203 A.D. 222 | N.Y. App. Div. | 1922
Gustave W. Thoma was the owner of a business building in which he conducted a bakery and store. On September 24, 1918, he conveyed, through his daughter, this real estate to himself and his wife, as tenants by the entirety, no consideration being paid. These deeds were executed before the county clerk of Saratoga county and on the following day were recorded. At the time of this transfer Thoma was indebted to this plaintiff in the sum of $845.18, the balance on an open account, begun December 2, 1915, containing continuous charges and credits. Thoma was then indebted (including the above balance to the plaintiff) in the sum of $2,045.88, $800 of which indebtedness was in two notes, made by Thoma and indorsed by his wife; and was the owner of cash in the banks and stock and fixtures in his store in the sum of $4,050.05. He thus had property other than that conveyed substantially double the amount of his indebtedness, and the $800 of note indebtedness was protected by this real estate as well after the transfer as before. Also he had his interest in the real estate as cotenant of the title with his wife, which interest could be sold to pay his debts; and, if he survived his wife, he took full title. The real estate, incumbered to the extent of $3,300, was sold after the death of Mr. and Mrs. Thoma for $8,500; it was worth as much at the time of its transfer. When the transfer was made both Thoma and his wife were sick. On August 14, 1920, substantially two years after the transfer, Thoma died very suddenly, leaving no will and owning his stock of goods, his store fixtures, trucks and equipment for doing his business. His widow, Grace Thoma, died January 3, 1921. During the five months she survived him she continued the business and for many years prior to that time she had assisted him in his store and bakery.
The record contains two open accounts between Thoma and
At the close of the plaintiff’s case the defendants moved for a dismissal of the complaint on the grounds that the cause of action alleged had not been proven, nor had any cause of action been proven. The court stated there were two difficulties with plaintiff’s case: (1) The amount of the existing indebtedness has been paid; (2) it is conceded that, at all times up to the time of Thoma’s death, he had personal property sufficient to pay all his debts; he had the right to sell his real estate if he still had property enough left to pay his debts. The motion was granted. The court made no written findings. The judgment entered dismissed the complaint. The appeal is from this judgment.

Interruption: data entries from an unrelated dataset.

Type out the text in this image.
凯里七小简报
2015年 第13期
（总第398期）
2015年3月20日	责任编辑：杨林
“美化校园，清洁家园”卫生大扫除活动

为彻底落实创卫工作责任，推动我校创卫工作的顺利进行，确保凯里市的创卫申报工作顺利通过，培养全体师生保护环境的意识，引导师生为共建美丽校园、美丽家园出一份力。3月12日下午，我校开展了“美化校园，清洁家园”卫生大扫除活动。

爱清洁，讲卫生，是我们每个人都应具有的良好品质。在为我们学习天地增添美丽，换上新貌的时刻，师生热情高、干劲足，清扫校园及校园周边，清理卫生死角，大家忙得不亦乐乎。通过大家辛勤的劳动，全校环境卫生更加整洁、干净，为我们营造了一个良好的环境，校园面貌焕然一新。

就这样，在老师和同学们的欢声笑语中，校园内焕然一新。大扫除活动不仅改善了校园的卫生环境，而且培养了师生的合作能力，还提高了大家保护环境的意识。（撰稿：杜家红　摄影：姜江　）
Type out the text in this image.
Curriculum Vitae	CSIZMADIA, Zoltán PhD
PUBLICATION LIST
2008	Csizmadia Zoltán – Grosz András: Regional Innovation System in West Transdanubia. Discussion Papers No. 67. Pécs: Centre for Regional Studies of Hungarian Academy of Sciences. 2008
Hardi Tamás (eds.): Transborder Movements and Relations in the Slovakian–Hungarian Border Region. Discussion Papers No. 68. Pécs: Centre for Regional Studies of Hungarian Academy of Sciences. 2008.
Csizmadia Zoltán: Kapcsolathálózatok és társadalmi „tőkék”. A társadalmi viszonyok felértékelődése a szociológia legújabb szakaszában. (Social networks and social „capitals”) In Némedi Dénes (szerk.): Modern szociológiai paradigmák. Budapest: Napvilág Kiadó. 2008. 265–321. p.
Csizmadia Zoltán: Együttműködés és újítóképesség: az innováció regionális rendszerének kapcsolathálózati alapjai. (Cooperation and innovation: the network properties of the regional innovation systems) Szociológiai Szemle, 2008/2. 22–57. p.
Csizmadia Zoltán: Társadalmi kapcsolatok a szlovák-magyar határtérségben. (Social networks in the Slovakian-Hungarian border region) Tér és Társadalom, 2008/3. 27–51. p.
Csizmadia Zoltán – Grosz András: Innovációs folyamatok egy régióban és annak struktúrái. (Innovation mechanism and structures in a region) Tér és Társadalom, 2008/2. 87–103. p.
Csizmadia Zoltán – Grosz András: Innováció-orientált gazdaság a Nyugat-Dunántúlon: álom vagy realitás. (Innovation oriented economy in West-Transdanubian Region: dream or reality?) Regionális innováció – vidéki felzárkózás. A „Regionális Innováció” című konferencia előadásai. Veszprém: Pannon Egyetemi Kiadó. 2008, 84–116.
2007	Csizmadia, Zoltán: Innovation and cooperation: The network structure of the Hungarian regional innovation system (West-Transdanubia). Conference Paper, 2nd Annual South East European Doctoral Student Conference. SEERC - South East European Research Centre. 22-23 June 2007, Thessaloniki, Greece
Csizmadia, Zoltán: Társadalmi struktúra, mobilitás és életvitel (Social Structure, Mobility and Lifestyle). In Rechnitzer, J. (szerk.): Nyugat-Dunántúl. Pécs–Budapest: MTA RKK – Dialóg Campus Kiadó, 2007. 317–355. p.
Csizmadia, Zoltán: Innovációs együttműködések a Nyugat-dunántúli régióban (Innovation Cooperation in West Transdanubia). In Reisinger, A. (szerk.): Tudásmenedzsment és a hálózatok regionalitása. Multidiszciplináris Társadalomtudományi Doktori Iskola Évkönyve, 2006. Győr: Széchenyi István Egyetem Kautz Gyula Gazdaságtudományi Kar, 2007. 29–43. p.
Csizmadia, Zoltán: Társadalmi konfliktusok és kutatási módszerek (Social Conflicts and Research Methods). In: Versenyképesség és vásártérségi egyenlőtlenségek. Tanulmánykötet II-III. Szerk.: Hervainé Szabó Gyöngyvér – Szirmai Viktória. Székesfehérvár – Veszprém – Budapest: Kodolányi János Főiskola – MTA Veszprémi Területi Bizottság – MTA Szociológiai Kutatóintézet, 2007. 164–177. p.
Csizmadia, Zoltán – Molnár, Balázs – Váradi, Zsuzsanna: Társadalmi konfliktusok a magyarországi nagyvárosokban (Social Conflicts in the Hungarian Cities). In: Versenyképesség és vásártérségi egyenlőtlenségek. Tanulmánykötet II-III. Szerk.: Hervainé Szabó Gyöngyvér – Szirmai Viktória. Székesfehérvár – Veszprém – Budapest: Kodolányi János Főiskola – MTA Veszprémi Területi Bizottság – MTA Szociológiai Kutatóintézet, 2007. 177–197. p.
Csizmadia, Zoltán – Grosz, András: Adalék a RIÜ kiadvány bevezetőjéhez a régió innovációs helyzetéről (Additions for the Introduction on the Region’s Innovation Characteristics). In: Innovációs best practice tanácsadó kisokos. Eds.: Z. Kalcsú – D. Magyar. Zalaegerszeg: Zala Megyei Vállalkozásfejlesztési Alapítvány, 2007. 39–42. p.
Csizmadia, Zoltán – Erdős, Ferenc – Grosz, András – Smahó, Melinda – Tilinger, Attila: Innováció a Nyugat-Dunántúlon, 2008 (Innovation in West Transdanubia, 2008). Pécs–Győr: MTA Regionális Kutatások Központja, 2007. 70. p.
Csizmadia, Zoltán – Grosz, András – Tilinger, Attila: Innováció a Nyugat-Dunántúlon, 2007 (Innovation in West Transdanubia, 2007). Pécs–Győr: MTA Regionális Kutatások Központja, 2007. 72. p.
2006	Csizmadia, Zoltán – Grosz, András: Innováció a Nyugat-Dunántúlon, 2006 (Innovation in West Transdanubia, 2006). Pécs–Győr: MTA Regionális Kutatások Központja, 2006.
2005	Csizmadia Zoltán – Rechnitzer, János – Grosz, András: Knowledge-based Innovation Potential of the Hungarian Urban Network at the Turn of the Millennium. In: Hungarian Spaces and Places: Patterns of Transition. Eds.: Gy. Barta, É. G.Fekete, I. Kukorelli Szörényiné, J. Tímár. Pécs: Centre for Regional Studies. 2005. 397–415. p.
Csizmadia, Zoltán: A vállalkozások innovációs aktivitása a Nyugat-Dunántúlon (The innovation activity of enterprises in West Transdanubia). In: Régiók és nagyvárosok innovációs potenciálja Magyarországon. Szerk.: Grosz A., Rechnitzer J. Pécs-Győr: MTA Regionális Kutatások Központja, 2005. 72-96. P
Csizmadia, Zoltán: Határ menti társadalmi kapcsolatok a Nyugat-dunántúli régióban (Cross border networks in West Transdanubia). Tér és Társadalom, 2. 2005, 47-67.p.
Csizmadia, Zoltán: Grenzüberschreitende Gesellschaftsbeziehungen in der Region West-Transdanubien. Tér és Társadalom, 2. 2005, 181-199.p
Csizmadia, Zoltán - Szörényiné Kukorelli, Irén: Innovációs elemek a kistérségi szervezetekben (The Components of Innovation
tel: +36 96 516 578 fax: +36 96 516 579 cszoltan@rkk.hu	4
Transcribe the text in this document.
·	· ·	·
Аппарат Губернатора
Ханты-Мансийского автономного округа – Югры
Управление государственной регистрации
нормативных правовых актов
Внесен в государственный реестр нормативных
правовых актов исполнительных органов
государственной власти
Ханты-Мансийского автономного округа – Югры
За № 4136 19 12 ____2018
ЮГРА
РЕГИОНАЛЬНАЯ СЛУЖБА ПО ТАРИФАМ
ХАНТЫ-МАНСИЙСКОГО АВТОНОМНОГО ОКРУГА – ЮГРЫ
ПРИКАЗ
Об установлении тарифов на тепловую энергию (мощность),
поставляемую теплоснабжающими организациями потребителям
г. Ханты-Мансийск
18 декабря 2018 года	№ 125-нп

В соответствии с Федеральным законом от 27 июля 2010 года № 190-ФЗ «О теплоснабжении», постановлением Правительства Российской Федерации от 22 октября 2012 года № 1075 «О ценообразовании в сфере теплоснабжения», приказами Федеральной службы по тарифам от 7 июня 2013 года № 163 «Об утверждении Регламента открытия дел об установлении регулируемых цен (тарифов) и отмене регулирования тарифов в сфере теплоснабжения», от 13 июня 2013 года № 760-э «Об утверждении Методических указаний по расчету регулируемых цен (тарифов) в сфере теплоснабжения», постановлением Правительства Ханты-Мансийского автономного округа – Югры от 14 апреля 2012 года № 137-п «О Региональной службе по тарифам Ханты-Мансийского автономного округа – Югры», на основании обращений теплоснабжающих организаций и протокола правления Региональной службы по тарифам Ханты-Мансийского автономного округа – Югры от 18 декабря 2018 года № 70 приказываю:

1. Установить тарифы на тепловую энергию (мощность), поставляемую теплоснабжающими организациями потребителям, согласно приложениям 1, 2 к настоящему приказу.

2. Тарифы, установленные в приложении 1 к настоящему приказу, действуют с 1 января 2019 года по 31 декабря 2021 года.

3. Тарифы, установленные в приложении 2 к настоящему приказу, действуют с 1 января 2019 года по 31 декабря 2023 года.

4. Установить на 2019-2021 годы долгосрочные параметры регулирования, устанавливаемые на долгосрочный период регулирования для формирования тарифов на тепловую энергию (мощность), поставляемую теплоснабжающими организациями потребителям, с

The action is brought under section 268 of the Real Property Law, permitting a creditor of a deceased insolvent debtor, having a claim exceeding $100, to maintain an action to set aside a transfer of real estate, made by such deceased in fraud of the rights of creditors, without having first obtained a judgment on such claim. This deceased debtor was not insolvent at the time of the transfer, but was insolvent at the time of his death. Section 265 of the Real Property Law provides: “Fraudulent intent, question of
fact. The question of fraudulent intent in a case arising under this article, shall be deemed a question of fact and not of law; and a conveyance or charge shall not be adjudged fraudulent as against creditors, purchasers or incumbrancers, solely on the ground that it was not founded on a valuable consideration.”
The court dismissed the complaint upon the two grounds stated. These two grounds or facts are elements of proof tending to show absence of fraudulent intent, as is also the fact that he transferred this property to himself and his wife, thus leaving it, during his life, in part answerable for his debts and, if he survived his wife, fully answerable. But there is also the evidence of declarations or admissions; and, while such evidence has been justly characterized as “ dangerous and unreliable,” it is in the case to be considered and given such weight as the court deems it deserves. The court did not intend to and did not decide the question of fact. Had the record been treated as completed and findings of fact made, the case could now be finally disposed of. (See Durland v. Crawford, 183 App. Div. 763.)
Giving the appellant, as is his right on this appeal, the most favorable construction of the evidence, there was a question of fact, the alleged fraudulent intent, to be decided and the complaint should not have been dismissed as a matter of law. Without
The judgment should, therefore, be reversed and a new trial granted, with costs to the appellant to abide the event.
H. T. Kellogg, Acting P. J., Kiley, Hinman and Hasbrouck, JJ., concur.
Judgment reversed on the law and new trial granted, with costs to the appellant to abide the event.